Thinking Home supports some of the most popular new hardware, including ActiveHome Pro (CM-15A), PowerLinc V2 and more than 130 models of gadgets and scores of USB serial adapters.

Version 2.2 is well-equipped to run 24-7 and make use of Mac-only things like speech, scripts, email, instant messaging and iPhone access.
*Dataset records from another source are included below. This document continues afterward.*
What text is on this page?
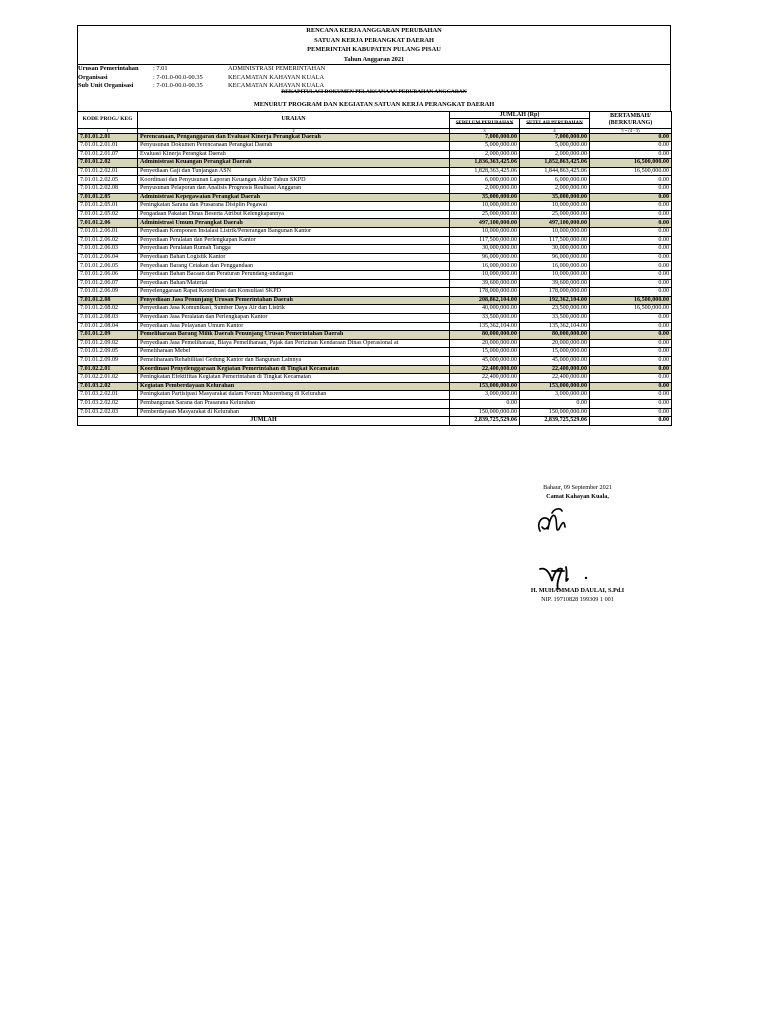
RENCANA KERJA ANGGARAN PERUBAHAN
SATUAN KERJA PERANGKAT DAERAH
PEMERINTAH KABUPATEN PULANG PISAU
Tahun Anggaran 2021
Urusan Pemerintahan	: 7.01	ADMINISTRASI PEMERINTAHAN
Organisasi	: 7-01.0-00.0-00.35	KECAMATAN KAHAYAN KUALA
Sub Unit Organisasi	: 7-01.0-00.0-00.35	KECAMATAN KAHAYAN KUALA
REKAPITULASI DOKUMEN PELAKSANAAN PERUBAHAN ANGGARAN
MENURUT PROGRAM DAN KEGIATAN SATUAN KERJA PERANGKAT DAERAH
KODE PROG./ KEG	URAIAN	JUMLAH (Rp)		BERTAMBAH/ (BERKURANG)
		SEBELUM PERUBAHAN	SETELAH PERUBAHAN	
1	2	3	4	5 = (4 - 3)
7.01.01.2.01	Perencanaan, Penganggaran dan Evaluasi Kinerja Perangkat Daerah	7,000,000.00	7,000,000.00	0.00
7.01.01.2.01.01	Penyusunan Dokumen Perencanaan Perangkat Daerah	5,000,000.00	5,000,000.00	0.00
7.01.01.2.01.07	Evaluasi Kinerja Perangkat Daerah	2,000,000.00	2,000,000.00	0.00
7.01.01.2.02	Administrasi Keuangan Perangkat Daerah	1,836,363,425.06	1,852,863,425.06	16,500,000.00
7.01.01.2.02.01	Penyediaan Gaji dan Tunjangan ASN	1,828,363,425.06	1,844,863,425.06	16,500,000.00
7.01.01.2.02.05	Koordinasi dan Penyusunan Laporan Keuangan Akhir Tahun SKPD	6,000,000.00	6,000,000.00	0.00
7.01.01.2.02.08	Penyusunan Pelaporan dan Analisis Prognosis Realisasi Anggaran	2,000,000.00	2,000,000.00	0.00
7.01.01.2.05	Administrasi Kepegawaian Perangkat Daerah	35,000,000.00	35,000,000.00	0.00
7.01.01.2.05.01	Peningkatan Sarana dan Prasarana Disiplin Pegawai	10,000,000.00	10,000,000.00	0.00
7.01.01.2.05.02	Pengadaan Pakaian Dinas Beserta Atribut Kelengkapannya	25,000,000.00	25,000,000.00	0.00
7.01.01.2.06	Administrasi Umum Perangkat Daerah	497,100,000.00	497,100,000.00	0.00
7.01.01.2.06.01	Penyediaan Komponen Instalasi Listrik/Penerangan Bangunan Kantor	10,000,000.00	10,000,000.00	0.00
7.01.01.2.06.02	Penyediaan Peralatan dan Perlengkapan Kantor	117,500,000.00	117,500,000.00	0.00
7.01.01.2.06.03	Penyediaan Peralatan Rumah Tangga	30,000,000.00	30,000,000.00	0.00
7.01.01.2.06.04	Penyediaan Bahan Logistik Kantor	96,000,000.00	96,000,000.00	0.00
7.01.01.2.06.05	Penyediaan Barang Cetakan dan Penggandaan	16,000,000.00	16,000,000.00	0.00
7.01.01.2.06.06	Penyediaan Bahan Bacaan dan Peraturan Perundang-undangan	10,000,000.00	10,000,000.00	0.00
7.01.01.2.06.07	Penyediaan Bahan/Material	39,600,000.00	39,600,000.00	0.00
7.01.01.2.06.09	Penyelenggaraan Rapat Koordinasi dan Konsultasi SKPD	178,000,000.00	178,000,000.00	0.00
7.01.01.2.08	Penyediaan Jasa Penunjang Urusan Pemerintahan Daerah	208,862,104.00	192,362,104.00	16,500,000.00
7.01.01.2.08.02	Penyediaan Jasa Komunikasi, Sumber Daya Air dan Listrik	40,000,000.00	23,500,000.00	16,500,000.00
7.01.01.2.08.03	Penyediaan Jasa Peralatan dan Perlengkapan Kantor	33,500,000.00	33,500,000.00	0.00
7.01.01.2.08.04	Penyediaan Jasa Pelayanan Umum Kantor	135,362,104.00	135,362,104.00	0.00
7.01.01.2.09	Pemeliharaan Barang Milik Daerah Penunjang Urusan Pemerintahan Daerah	80,000,000.00	80,000,000.00	0.00
7.01.01.2.09.02	Penyediaan Jasa Pemeliharaan, Biaya Pemeliharaan, Pajak dan Perizinan Kendaraan Dinas Operasional at	20,000,000.00	20,000,000.00	0.00
7.01.01.2.09.05	Pemeliharaan Mebel	15,000,000.00	15,000,000.00	0.00
7.01.01.2.09.09	Pemeliharaan/Rehabilitasi Gedung Kantor dan Bangunan Lainnya	45,000,000.00	45,000,000.00	0.00
7.01.02.2.01	Koordinasi Penyelenggaraan Kegiatan Pemerintahan di Tingkat Kecamatan	22,400,000.00	22,400,000.00	0.00
7.01.02.2.01.02	Peningkatan Efektifitas Kegiatan Pemerintahan di Tingkat Kecamatan	22,400,000.00	22,400,000.00	0.00
7.01.03.2.02	Kegiatan Pemberdayaan Kelurahan	153,000,000.00	153,000,000.00	0.00
7.01.03.2.02.01	Peningkatan Partisipasi Masyarakat dalam Forum Musrenbang di Kelurahan	3,000,000.00	3,000,000.00	0.00
7.01.03.2.02.02	Pembangunan Sarana dan Prasarana Kelurahan	0.00	0.00	0.00
7.01.03.2.02.03	Pemberdayaan Masyarakat di Kelurahan	150,000,000.00	150,000,000.00	0.00
JUMLAH		2,839,725,529.06	2,839,725,529.06	0.00
Bahaur, 09 September 2021
Camat Kahayan Kuala,
H. MUHAMMAD DAULAI, S.Pd.I
NIP. 19710828 199309 1 001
Try out Thinking Home 2.2 as a demo for free.

Some of the highlights:
  • Stores your schedule into a controller so you can turn off your Mac.
  • Setup Assistant to help you get started
  • Gadget Guide for easy setup and shopping
  • Events and Responders operate lights, open Web pages, play audio, all kinds of actions
  • iPhone access via the excellent X10 Commander app
  • Schedule Sets: When going away on vacation, many people want a different schedule to be used. Instead of turning on the coffee maker, you may want a couple of lights turning on randomly for a more secure, lived-in look.
  • 1-Wire: Affordable temperature monitoring is just one of the benefits that 1-Wire delivers. It's easier than ever to check the temperature of the water heater, greenhouse, wine cellar, solar panels or the outdoors.
  • Device Status: Keep tabs on the status of each device or sensor and use it in a smarter, more energy-efficient home.
  • Search Fields: The search field in the Gadget Guide makes it a snap to quickly find what you're looking for. You'll be amazed at how well it works -- it practically reads your mind. It's also very handy in the Schedules window, to narrow down your numerous events to the one you're looking for.
  • Desktop Remote operates your gadgets directly from the Finder
  • Sherlock plug-in for finding answers online
  • Web access that fits seamlessly with Apple's built-in Personal Web Sharing
  • Email and iChat/AOL Instant Messenger, even to cell phones
  • Scripting with AppleScript and virtually any language you have installed
  • Built-in voice commands and spoken announcements. You say "Turn on the living room lamp." and it does!